The Ryan Choice
Paul
Ryan is the reverse of Sarah Palin. She was all right-wing flash without much
substance. He’s all right-wing substance without much flash.
Ryan
is not a firebrand. He’s not smarmy. He doesn’t ooze contempt for opponents or
ridicule those who disagree with him. In style and tone, he doesn’t even sound
like an ideologue – until you listen to what he has to say.
It’s
here — in Ryan’s views and policy judgments — we find the true ideologue. More
than any other politician today, Paul Ryan exemplifies the social Darwinism at
the core of today’s Republican Party: Reward the rich, penalize the poor, let everyone
else fend for themselves. Dog eat dog.
Ryan’s
views are crystallized in the budget he produced for House Republicans last
March as chairman of the House Budget committee. That budget would cut $3.3
trillion from low-income programs over the next decade. The biggest cuts would
be in Medicaid, which provides healthcare for the nation’s poor – forcing
states to drop coverage for an estimated 14 million to 28 million low-income
people, according to the non-partisan Center for Budget
and Policy Priorities.
Ryan’s
budget would also reduce food stamps for poor families by 17 percent ($135
billion) over the decade, leading to a significant increase in hunger –
particularly among children. It would also reduce housing assistance, job
training, and Pell grants for college tuition.
In
all, 62 percent of the budget cuts proposed by Ryan would come from low-income
programs.
The
Ryan plan would also turn Medicare into vouchers whose value won’t possibly
keep up with rising health-care costs – thereby shifting those costs on to
seniors.
At
the same time, Ryan would provide a substantial tax cut to the very rich – who
are already taking home an almost unprecedented share of the nation’s total
income. Today’s 400 richest Americans have more wealth than the bottom 150
million of us put together.
Ryan’s
views are pure social Darwinism. As William Graham Sumner, the progenitor of
social Darwinism in America, put it in the 1880s: “Civilization has a simple choice.”

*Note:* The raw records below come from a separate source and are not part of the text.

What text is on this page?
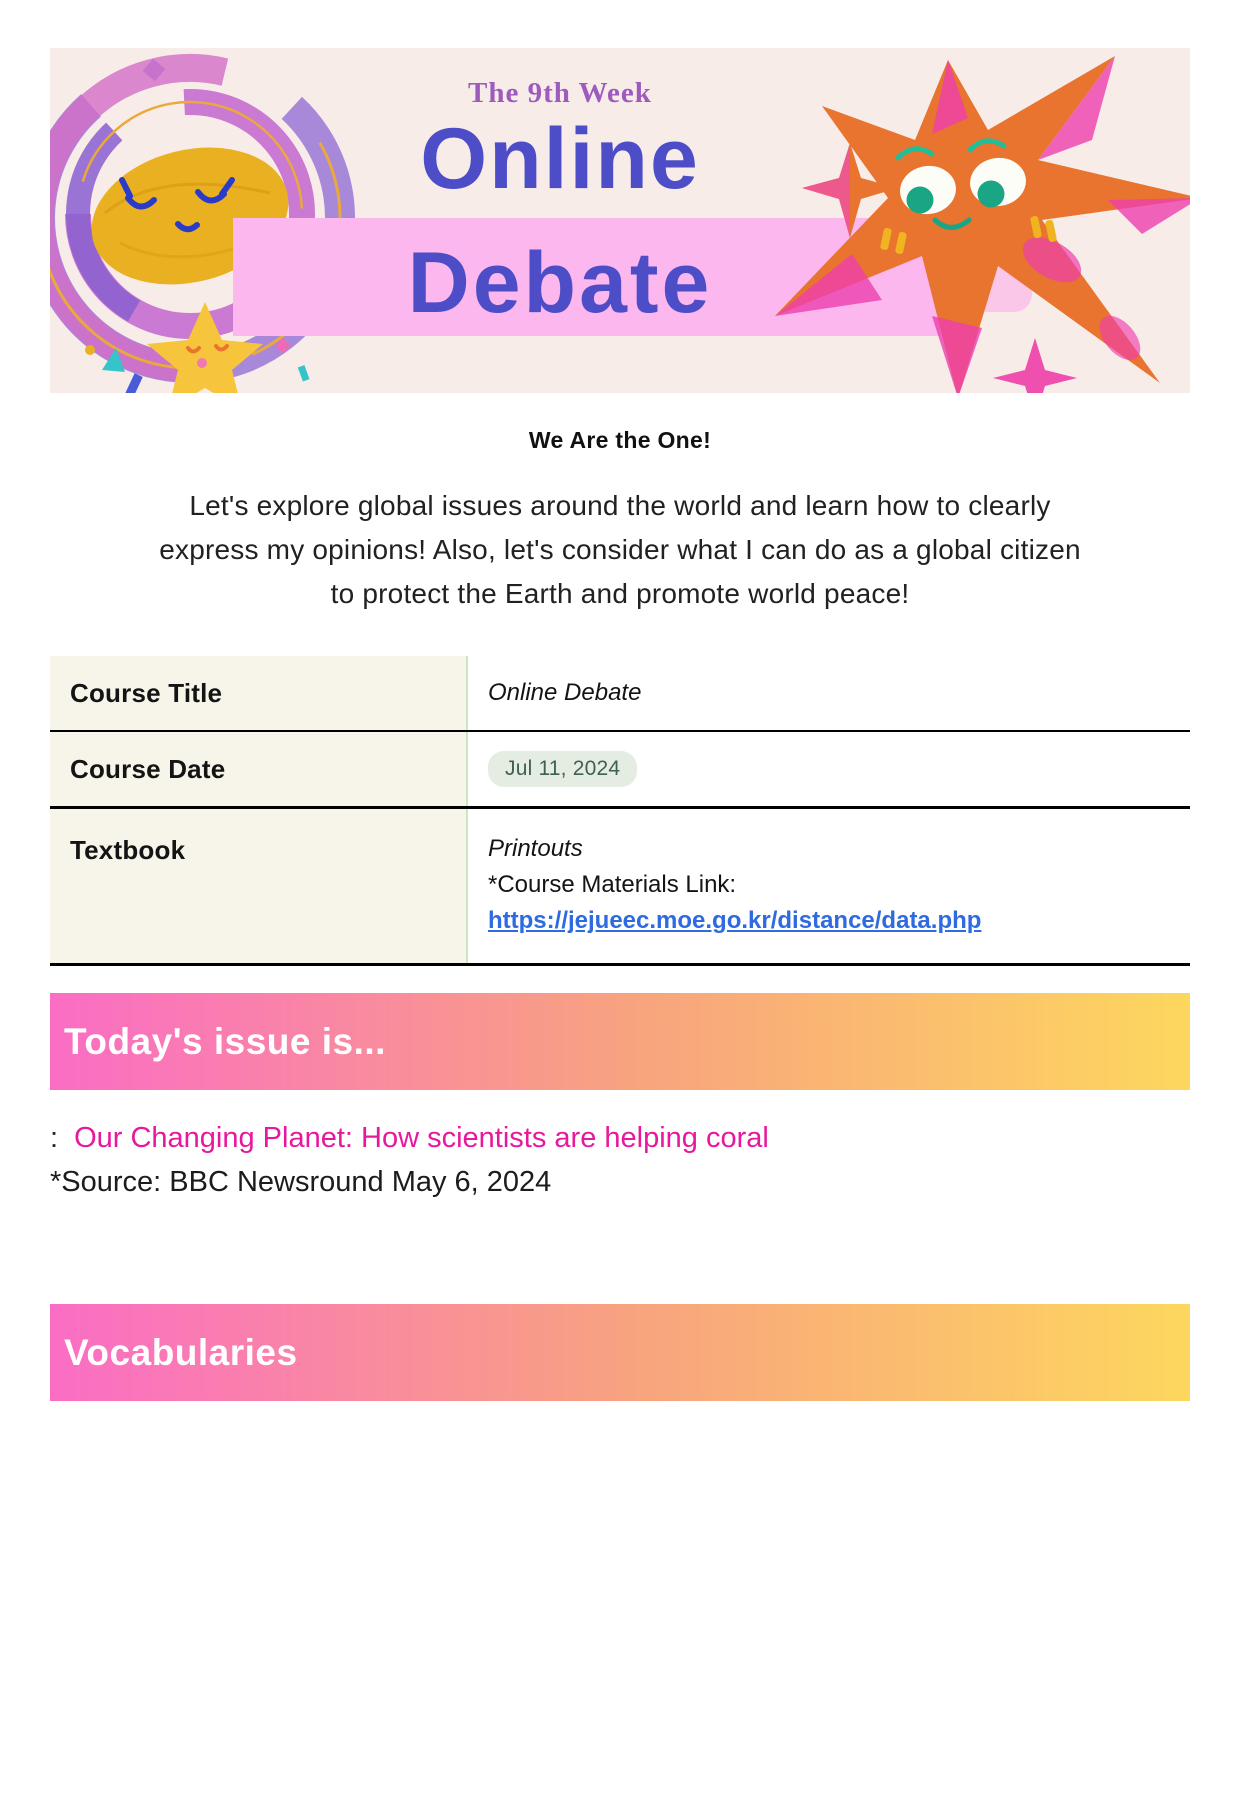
The 9th Week
Online
Debate
We Are the One!
Let's explore global issues around the world and learn how to clearly
express my opinions! Also, let's consider what I can do as a global citizen
to protect the Earth and promote world peace!
Course Title	Online Debate
Course Date	Jul 11, 2024
Textbook	Printouts
*Course Materials Link:
https://jejueec.moe.go.kr/distance/data.php
Today's issue is...
: Our Changing Planet: How scientists are helping coral
*Source: BBC Newsround May 6, 2024
Vocabularies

It’s either “liberty, inequality, survival of the fittest” or “not-liberty,
equality, survival of the unfittest. The former carries society forward and
favors all its best members; the latter carries society downwards and favors
all its worst members.”
Is
this Mitt Romney’s view as well?
Some
believe Romney chose Ryan solely in order to drum up enthusiasm on the right.
Since most Americans have already made up their minds about whom they’ll vote
for, and the polls show Americans highly polarized – with an almost equal
number supporting Romney as Obama — the winner will be determined by how many
on either side take the trouble to vote. So in picking Ryan, Romney is
motivating his rightwing base to get to the polls, and pull everyone else they
can along with them.
But
there’s reason to believe Romney also agrees with Ryan’s social Darwinism.

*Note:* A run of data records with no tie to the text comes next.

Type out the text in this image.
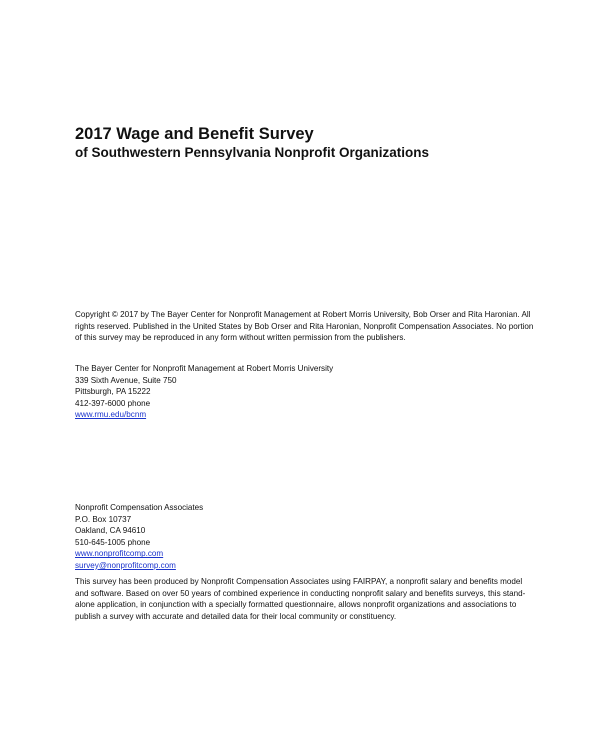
2017 Wage and Benefit Survey
of Southwestern Pennsylvania Nonprofit Organizations

Copyright © 2017 by The Bayer Center for Nonprofit Management at Robert Morris University, Bob Orser and Rita Haronian. All rights reserved. Published in the United States by Bob Orser and Rita Haronian, Nonprofit Compensation Associates. No portion of this survey may be reproduced in any form without written permission from the publishers.

The Bayer Center for Nonprofit Management at Robert Morris University
339 Sixth Avenue, Suite 750
Pittsburgh, PA 15222
412-397-6000 phone
www.rmu.edu/bcnm
Nonprofit Compensation Associates
P.O. Box 10737
Oakland, CA 94610
510-645-1005 phone
www.nonprofitcomp.com
survey@nonprofitcomp.com

This survey has been produced by Nonprofit Compensation Associates using FAIRPAY, a nonprofit salary and benefits model and software. Based on over 50 years of combined experience in conducting nonprofit salary and benefits surveys, this stand-alone application, in conjunction with a specially formatted questionnaire, allows nonprofit organizations and associations to publish a survey with accurate and detailed data for their local community or constituency.
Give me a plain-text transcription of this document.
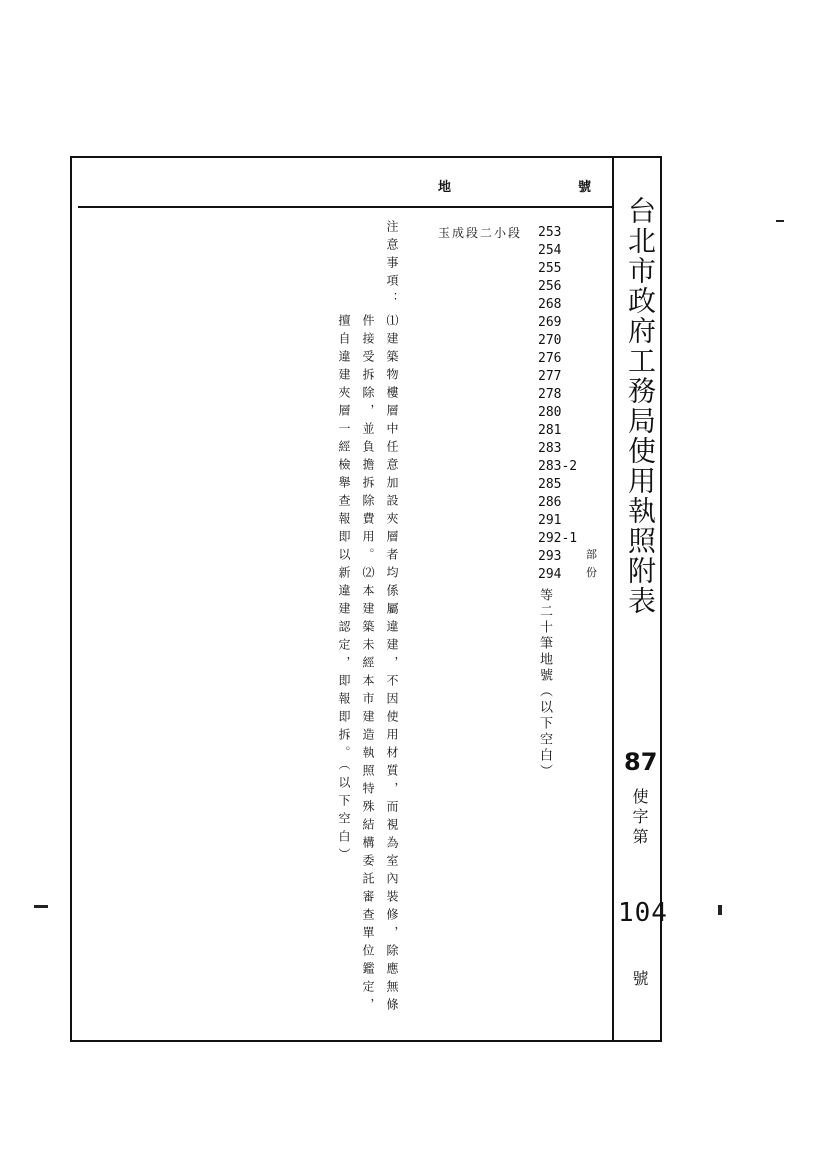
地	號
台北市政府工務局使用執照附表
87
使字第
104
號
玉成段二小段 253
254
255
256
268
269
270
276
277
278
280
281
283
283-2
285
286
291
292-1
293 部份
294
等二十筆地號（以下空白）
注意事項：
⑴建築物樓層中任意加設夾層者均係屬違建，不因使用材質，而視為室內裝修，除應無條
件接受拆除，並負擔拆除費用。⑵本建築未經本市建造執照特殊結構委託審查單位鑑定，
擅自違建夾層一經檢舉查報即以新違建認定，即報即拆。（以下空白）
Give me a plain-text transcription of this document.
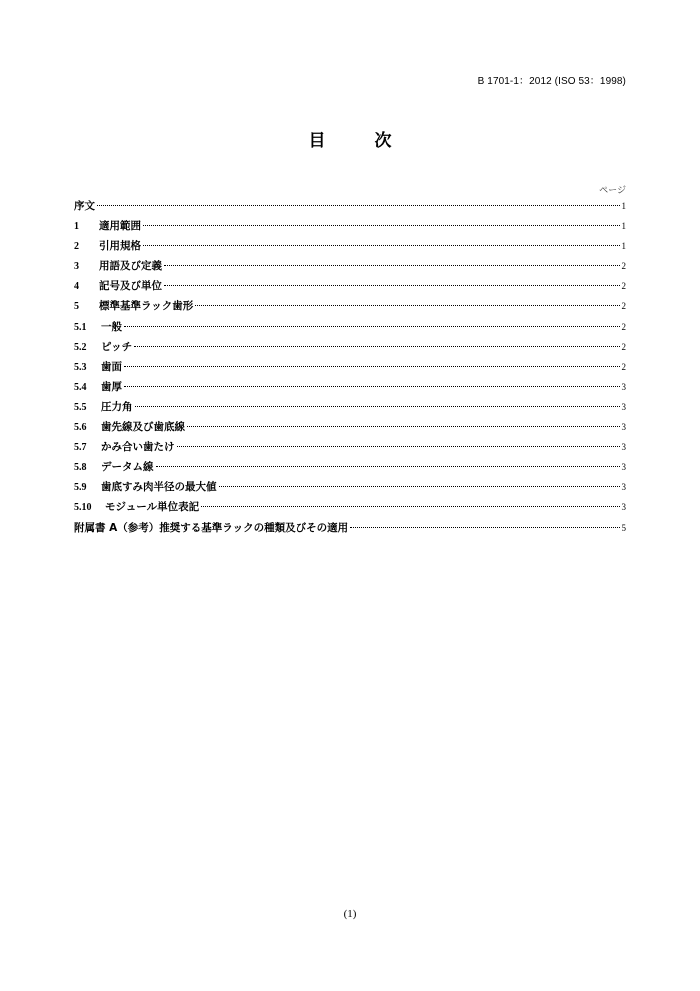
B 1701-1：2012 (ISO 53：1998)
目　次
ページ
序文	1
1	適用範囲	1
2	引用規格	1
3	用語及び定義	2
4	記号及び単位	2
5	標準基準ラック歯形	2
5.1	一般	2
5.2	ピッチ	2
5.3	歯面	2
5.4	歯厚	3
5.5	圧力角	3
5.6	歯先線及び歯底線	3
5.7	かみ合い歯たけ	3
5.8	データム線	3
5.9	歯底すみ肉半径の最大値	3
5.10	モジュール単位表記	3
附属書 A（参考）推奨する基準ラックの種類及びその適用	5
(1)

Romney accuses President Obama of creating an “entitlement society” and thinks
government shouldn’t help distressed homeowners but instead let the market “hit
the bottom.” And although Romney has carefully avoided specifics in his own
economic plan, he has said he’s “very supportive” of Ryan’s budget plan. “It’s
a bold and exciting effort, an excellent piece of work, very much needed … very
consistent with what I put out earlier.”
Romney
hasn’t put out much but the budget he’s proposed would, according to the Center
on Budget and Policy Priorities, throw ten million low-income people off the
benefits rolls for food stamps or cut benefits by thousands of dollars a year,
or both.
At
the same time, Romney wants to permanently extend the Bush tax cuts to the
wealthy, reduce corporate income taxes, and eliminate the estate tax. These tax
reductions would increase the incomes of people earning more than $1 million a
year by an average of $295,874 annually, according to the non-partisan Tax Policy Center.
Oh,
did I say that Romney and Ryan also want to repeal President Obama’s healthcare
law, thereby leaving fifty million Americans without health insurance?
Social
Darwinism offered a moral justification for the wild inequities and social
cruelties of the late nineteenth century. It allowed John D. Rockefeller, for
example, to claim the fortune he accumulated through his giant Standard Oil
Trust was “merely a survival of the fittest… the working out of a law of nature
and of God.”
The
social Darwinism of that era also undermined all efforts to build a more
broadly based prosperity and rescue our democracy from the tight grip of a very
few at the top. It was used by the privileged and powerful to convince everyone
else that government shouldn’t do much of anything.
Not
until the twentieth century did America reject social Darwinism. We created a
large middle class that became the engine of our economy and our democracy. We
built safety nets to catch Americans who fell downward, often through no fault
of their own.
We
designed regulations to protect against the inevitable excesses of free-market
greed. We taxed the rich and invested in public goods – public schools, public
universities, public transportation, public parks, public health – that made us
all better off.
In
short, we rejected the notion that each of us is on our own in a competitive
contest for survival.
But
choosing Ryan, Romney has raised for the nation the starkest of choices: Do we
want to return to that earlier time, or are we willing and able to move forward
— toward a democracy and an economy that works for us all?